On the rise of China, (one of those new issues) for example, back in 2006, State Representative Dennis Richardson and I wrote (here, p. 10):
If the goals suggested, and the associated costs, seem high, ask yourself the question: what if we do not do at least this much? What if we just let the Chinese language courses grow at their natural pace with a few more students here and there, with only a few more college students trickling over to study abroad in China? What price will Oregon pay for not having the robust business and business idea connections to China that can fuel our economy? What cost will Oregon society pay for not having the broad and deep understanding of China that could help build world political stability throughout the twenty-first century? We can do less, but it will not take Oregon or the U.S. either far enough or fast enough. Oregon over time will be missing opportunity after opportunity in the China market. We could become a backwater rather than a major center in the global economy. And we could miss opportunities for world peace and stability. Much is at stake, possibly everything if we get China wrong. We need to put a lot of eager, learning students on the ground all over China now. It could be the primary learning opportunity, responsibility and adventure of their lifetimes. It is up to our leadership to enable them to have this vital, international preparation.

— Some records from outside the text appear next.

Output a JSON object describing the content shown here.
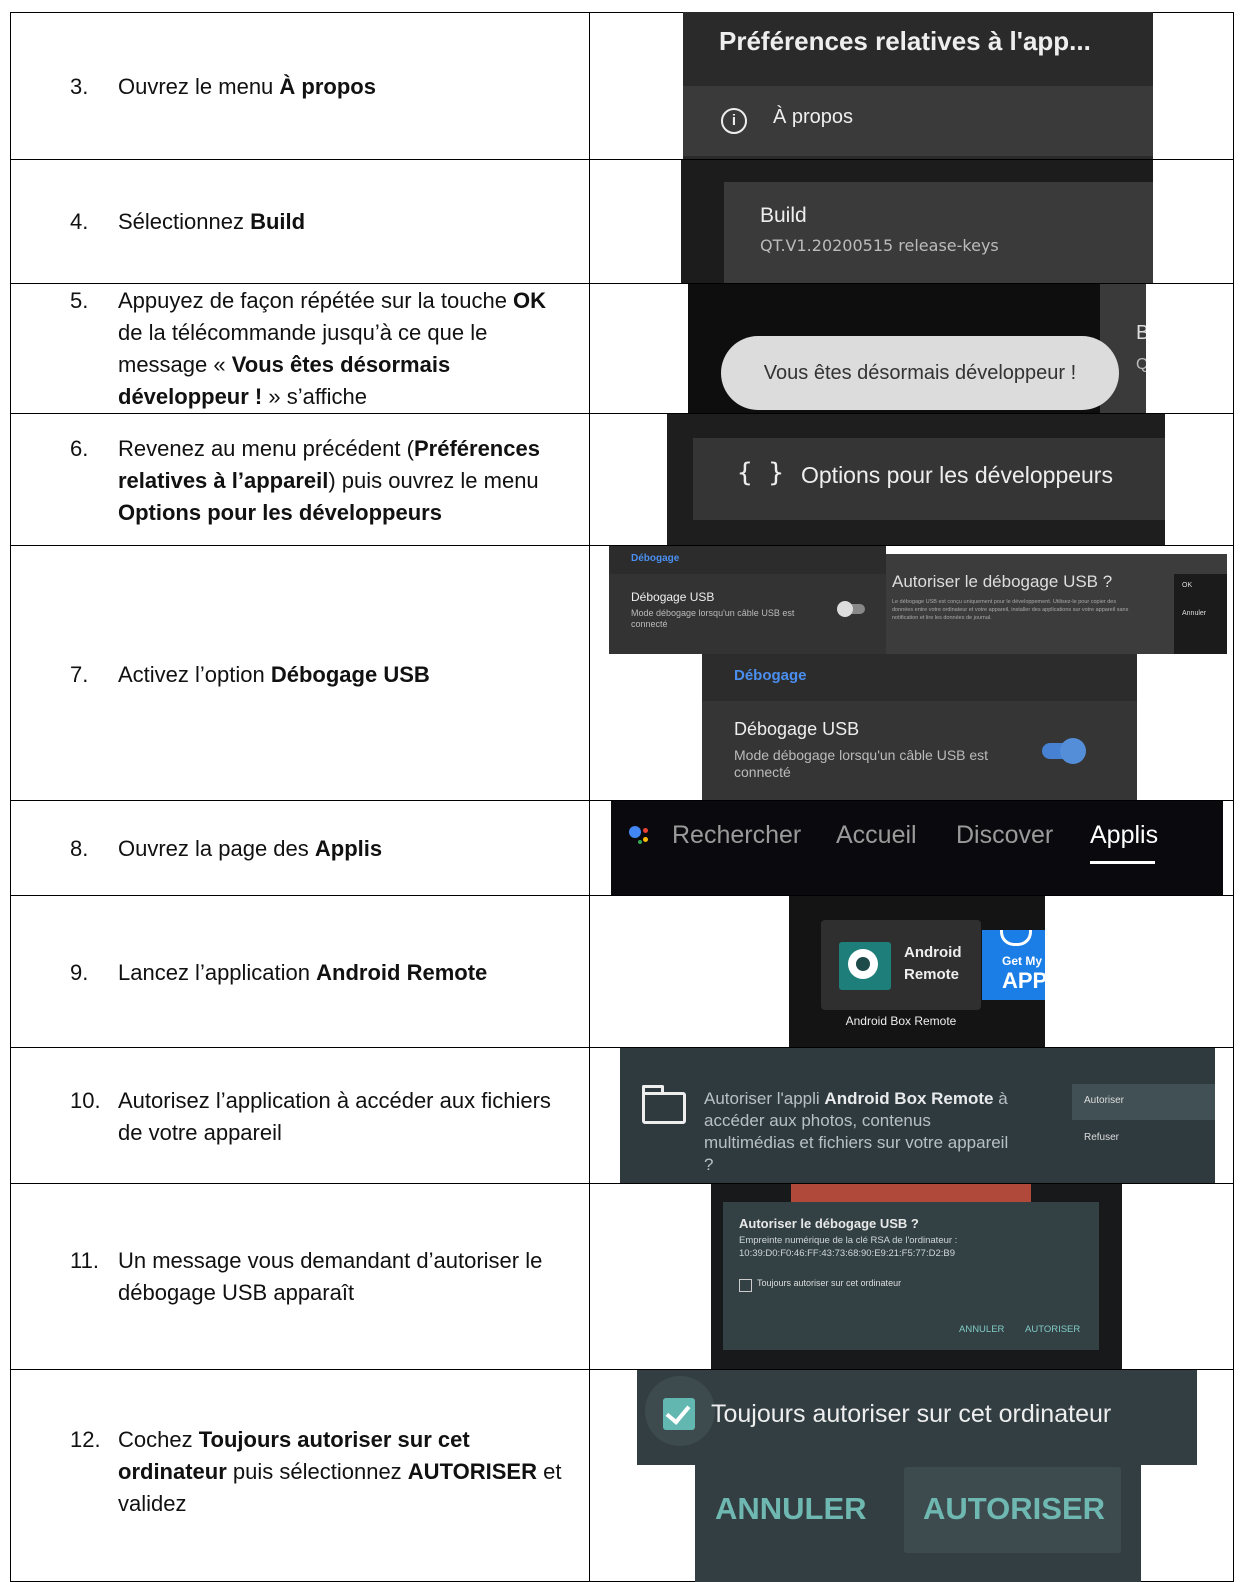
{
  "rows": [
    {
      "num": "3.",
      "parts": [
        {
          "t": "Ouvrez le menu "
        },
        {
          "t": "À propos",
          "b": true
        }
      ]
    },
    {
      "num": "4.",
      "parts": [
        {
          "t": "Sélectionnez "
        },
        {
          "t": "Build",
          "b": true
        }
      ]
    },
    {
      "num": "5.",
      "parts": [
        {
          "t": "Appuyez de façon répétée sur la touche "
        },
        {
          "t": "OK",
          "b": true
        },
        {
          "t": " de la télécommande jusqu’à ce que le message « "
        },
        {
          "t": "Vous êtes désormais développeur !",
          "b": true
        },
        {
          "t": " » s’affiche"
        }
      ]
    },
    {
      "num": "6.",
      "parts": [
        {
          "t": "Revenez au menu précédent ("
        },
        {
          "t": "Préférences relatives à l’appareil",
          "b": true
        },
        {
          "t": ") puis ouvrez le menu "
        },
        {
          "t": "Options pour les développeurs",
          "b": true
        }
      ]
    },
    {
      "num": "7.",
      "parts": [
        {
          "t": "Activez l’option "
        },
        {
          "t": "Débogage USB",
          "b": true
        }
      ]
    },
    {
      "num": "8.",
      "parts": [
        {
          "t": "Ouvrez la page des "
        },
        {
          "t": "Applis",
          "b": true
        }
      ]
    },
    {
      "num": "9.",
      "parts": [
        {
          "t": "Lancez l’application "
        },
        {
          "t": "Android Remote",
          "b": true
        }
      ]
    },
    {
      "num": "10.",
      "parts": [
        {
          "t": "Autorisez l’application à accéder aux fichiers de votre appareil"
        }
      ]
    },
    {
      "num": "11.",
      "parts": [
        {
          "t": "Un message vous demandant d’autoriser le débogage USB apparaît"
        }
      ]
    },
    {
      "num": "12.",
      "parts": [
        {
          "t": "Cochez "
        },
        {
          "t": "Toujours autoriser sur cet ordinateur",
          "b": true
        },
        {
          "t": " puis sélectionnez "
        },
        {
          "t": "AUTORISER",
          "b": true
        },
        {
          "t": " et validez"
        }
      ]
    }
  ],
  "shots": {
    "s3": {
      "title": "Préférences relatives à l'app...",
      "item": "À propos"
    },
    "s4": {
      "title": "Build",
      "sub": "QT.V1.20200515 release-keys",
      "edge1": "B",
      "edge2": "Q"
    },
    "s5": {
      "toast": "Vous êtes désormais développeur !"
    },
    "s6": {
      "braces": "{ }",
      "label": "Options pour les développeurs"
    },
    "s7": {
      "small_section": "Débogage",
      "small_title": "Débogage USB",
      "small_sub": "Mode débogage lorsqu'un câble USB est connecté",
      "dialog_title": "Autoriser le débogage USB ?",
      "dialog_body": "Le débogage USB est conçu uniquement pour le développement. Utilisez-le pour copier des données entre votre ordinateur et votre appareil, installer des applications sur votre appareil sans notification et lire les données de journal.",
      "ok": "OK",
      "cancel": "Annuler",
      "section": "Débogage",
      "title": "Débogage USB",
      "sub": "Mode débogage lorsqu'un câble USB est connecté"
    },
    "s8": {
      "tabs": [
        "Rechercher",
        "Accueil",
        "Discover",
        "Applis"
      ],
      "active": "Applis"
    },
    "s9": {
      "app_line1": "Android",
      "app_line2": "Remote",
      "caption": "Android Box Remote",
      "next_line1": "Get My",
      "next_line2": "APP"
    },
    "s10": {
      "pre": "Autoriser l'appli ",
      "app": "Android Box Remote",
      "post": " à accéder aux photos, contenus multimédias et fichiers sur votre appareil ?",
      "allow": "Autoriser",
      "deny": "Refuser"
    },
    "s11": {
      "title": "Autoriser le débogage USB ?",
      "line1": "Empreinte numérique de la clé RSA de l'ordinateur :",
      "line2": "10:39:D0:F0:46:FF:43:73:68:90:E9:21:F5:77:D2:B9",
      "checkbox": "Toujours autoriser sur cet ordinateur",
      "cancel": "ANNULER",
      "allow": "AUTORISER"
    },
    "s12": {
      "checkbox": "Toujours autoriser sur cet ordinateur",
      "cancel": "ANNULER",
      "allow": "AUTORISER"
    }
  },
  "colors": {
    "tv_dark": "#262626",
    "tv_panel": "#333333",
    "accent_blue": "#4a8ff0",
    "teal": "#80cbc4",
    "checkbox_teal": "#62b8b0"
  }
}
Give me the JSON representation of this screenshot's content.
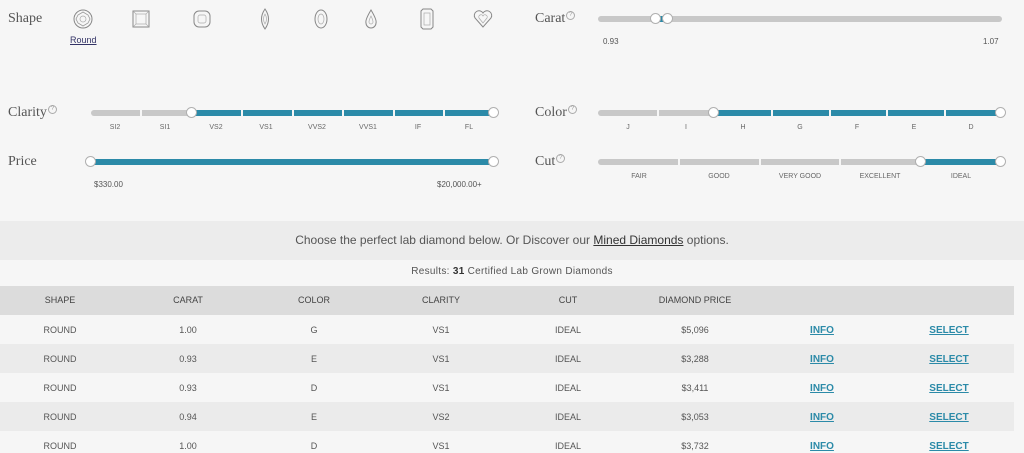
{
  "filters": {
    "shape": {
      "label": "Shape",
      "selected": "Round",
      "shapes": [
        "round-icon",
        "princess-icon",
        "cushion-icon",
        "marquise-icon",
        "oval-icon",
        "pear-icon",
        "emerald-icon",
        "heart-icon"
      ]
    },
    "carat": {
      "label": "Carat",
      "help": "?",
      "min": "0.93",
      "max": "1.07",
      "range": [
        0.93,
        1.07
      ]
    },
    "clarity": {
      "label": "Clarity",
      "help": "?",
      "ticks": [
        "SI2",
        "SI1",
        "VS2",
        "VS1",
        "VVS2",
        "VVS1",
        "IF",
        "FL"
      ],
      "selected_from": "VS2",
      "selected_to": "FL"
    },
    "color": {
      "label": "Color",
      "help": "?",
      "ticks": [
        "J",
        "I",
        "H",
        "G",
        "F",
        "E",
        "D"
      ],
      "selected_from": "H",
      "selected_to": "D"
    },
    "price": {
      "label": "Price",
      "min": "$330.00",
      "max": "$20,000.00+"
    },
    "cut": {
      "label": "Cut",
      "help": "?",
      "ticks": [
        "FAIR",
        "GOOD",
        "VERY GOOD",
        "EXCELLENT",
        "IDEAL"
      ],
      "selected": "IDEAL"
    }
  },
  "banner": {
    "prefix": "Choose the perfect lab diamond below. Or Discover our",
    "link": "Mined Diamonds",
    "suffix": "options."
  },
  "results": {
    "prefix": "Results:",
    "count": "31",
    "suffix": "Certified Lab Grown Diamonds"
  },
  "table": {
    "headers": [
      "SHAPE",
      "CARAT",
      "COLOR",
      "CLARITY",
      "CUT",
      "DIAMOND PRICE"
    ],
    "info_label": "INFO",
    "select_label": "SELECT",
    "rows": [
      {
        "shape": "ROUND",
        "carat": "1.00",
        "color": "G",
        "clarity": "VS1",
        "cut": "IDEAL",
        "price": "$5,096"
      },
      {
        "shape": "ROUND",
        "carat": "0.93",
        "color": "E",
        "clarity": "VS1",
        "cut": "IDEAL",
        "price": "$3,288"
      },
      {
        "shape": "ROUND",
        "carat": "0.93",
        "color": "D",
        "clarity": "VS1",
        "cut": "IDEAL",
        "price": "$3,411"
      },
      {
        "shape": "ROUND",
        "carat": "0.94",
        "color": "E",
        "clarity": "VS2",
        "cut": "IDEAL",
        "price": "$3,053"
      },
      {
        "shape": "ROUND",
        "carat": "1.00",
        "color": "D",
        "clarity": "VS1",
        "cut": "IDEAL",
        "price": "$3,732"
      }
    ]
  },
  "colors": {
    "accent": "#2b8aa8",
    "track": "#c8c8c8"
  }
}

So yes, students do need a whole new set of skills and experiences to engage 21st century issues. More students need better foreign language skills and more students need to spend time abroad. We should, like Utah (here), expand our foreign language immersion programs in languages strategic to our economic and national security future (Utah has selected six: Spanish, Mandarin, French, Brazilian Portuguese, Japanese and German). We should make a year of study abroad a high school option. We, the public, should pay for a high school year abroad for appropriate, willing students (paying, at least initially, no more than the current cost of an in-district student).
The Portland City Club report lacks any discussion of the use of communications technology in engaging students in historical or contemporary issues. Every high school student should have a laptop computer (or its equivalent) connected to the internet. This opens up many learning and civic engagement opportunities from online courses (or mini-courses) to participation in elections, conferences, and research projects all around the world. We are just beginning to develop online learning. Online civics learning and engagement will open many new opportunities unimaginable now.
If we are going to upgrade the civic engagement of our high school students (and we should), we need to engage them with the whole world, not with just the little corner that is Portland. And we need to use all available communications technology to do it.